DE: SW for house didn’t also show nexus to include outbuilding

Defendant had a reasonable expectation of privacy in a shed behind another man’s property. He’d been sleeping there for a while, and the police even listed that address on the arrest report as where he stayed. While the state Supreme Court has construed the state constitution more broadly than the Fourth Amendment, nexus isn’t one of those area. Instead, the court considers state case law and case law from other states and concludes that, when the warrant says “the building at XX street” nexus still has to be shown to the outbuilding too, and here there was none. The motion to suppress is granted. [The opinion is a thorough and thoughtful analysis of nexus to outbuildings not specified in warrants; and caution that it won’t apply in many other jurisdictions.] State v. Friend, 2016 Del. Super.

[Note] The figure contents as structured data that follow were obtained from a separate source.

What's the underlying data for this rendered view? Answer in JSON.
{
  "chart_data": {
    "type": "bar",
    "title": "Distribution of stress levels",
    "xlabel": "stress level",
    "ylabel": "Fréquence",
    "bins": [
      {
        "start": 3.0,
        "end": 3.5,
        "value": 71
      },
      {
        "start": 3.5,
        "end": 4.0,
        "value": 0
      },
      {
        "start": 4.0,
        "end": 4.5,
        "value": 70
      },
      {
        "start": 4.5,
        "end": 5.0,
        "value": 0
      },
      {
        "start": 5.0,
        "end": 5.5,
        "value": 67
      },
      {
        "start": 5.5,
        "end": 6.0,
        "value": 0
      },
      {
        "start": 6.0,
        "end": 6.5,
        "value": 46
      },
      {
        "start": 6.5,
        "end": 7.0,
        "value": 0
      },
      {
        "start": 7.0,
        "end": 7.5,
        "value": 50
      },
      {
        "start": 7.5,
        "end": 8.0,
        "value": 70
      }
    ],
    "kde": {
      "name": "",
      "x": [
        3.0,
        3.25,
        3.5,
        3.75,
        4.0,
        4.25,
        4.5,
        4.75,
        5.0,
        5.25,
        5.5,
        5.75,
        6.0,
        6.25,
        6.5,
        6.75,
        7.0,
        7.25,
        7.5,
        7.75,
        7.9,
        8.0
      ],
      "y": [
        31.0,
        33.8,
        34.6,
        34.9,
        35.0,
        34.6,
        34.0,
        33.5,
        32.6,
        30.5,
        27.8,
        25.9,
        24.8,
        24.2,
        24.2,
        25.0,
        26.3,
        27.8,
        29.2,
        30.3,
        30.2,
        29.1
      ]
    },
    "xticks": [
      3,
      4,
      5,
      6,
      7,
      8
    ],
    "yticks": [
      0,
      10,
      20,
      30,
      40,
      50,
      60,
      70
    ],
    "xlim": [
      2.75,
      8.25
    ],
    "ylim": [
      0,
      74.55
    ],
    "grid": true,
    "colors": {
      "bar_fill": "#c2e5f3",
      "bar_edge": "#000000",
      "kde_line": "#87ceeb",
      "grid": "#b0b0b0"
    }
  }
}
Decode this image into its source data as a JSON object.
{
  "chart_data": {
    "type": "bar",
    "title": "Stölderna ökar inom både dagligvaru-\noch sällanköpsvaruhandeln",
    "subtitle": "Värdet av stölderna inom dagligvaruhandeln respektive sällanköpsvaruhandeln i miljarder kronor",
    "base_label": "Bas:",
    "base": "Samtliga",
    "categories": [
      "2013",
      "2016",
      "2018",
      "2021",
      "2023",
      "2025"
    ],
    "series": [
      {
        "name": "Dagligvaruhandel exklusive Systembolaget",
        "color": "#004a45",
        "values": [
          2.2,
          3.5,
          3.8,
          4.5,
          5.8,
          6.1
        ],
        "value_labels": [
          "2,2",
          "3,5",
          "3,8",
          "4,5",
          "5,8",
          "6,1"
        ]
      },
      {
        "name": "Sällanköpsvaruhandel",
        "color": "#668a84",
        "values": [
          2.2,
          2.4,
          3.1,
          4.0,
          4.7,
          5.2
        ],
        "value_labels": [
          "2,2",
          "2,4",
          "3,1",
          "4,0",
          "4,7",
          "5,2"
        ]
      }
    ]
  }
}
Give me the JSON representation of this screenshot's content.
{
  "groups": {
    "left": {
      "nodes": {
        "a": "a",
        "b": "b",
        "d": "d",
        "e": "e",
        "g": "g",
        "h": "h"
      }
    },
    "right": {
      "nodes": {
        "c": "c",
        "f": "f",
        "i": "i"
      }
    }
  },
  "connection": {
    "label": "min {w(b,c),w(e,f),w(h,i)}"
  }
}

LEXIS 626 (Dec. 13, 2016):

Based on the Bradley decisions and the Wheeler decision, this Court must reject the argument that clear probable cause to search the residence alone was sufficient to justify a search of the curtilage separately, including the shed. The supporting affidavit was devoid of facts linking the shed to any illegal activity and did not contain any facts alleging that it was likely that evidence would be found in that outbuilding. As such, this was an unconstitutional search and the evidence found must be suppressed from use at trial.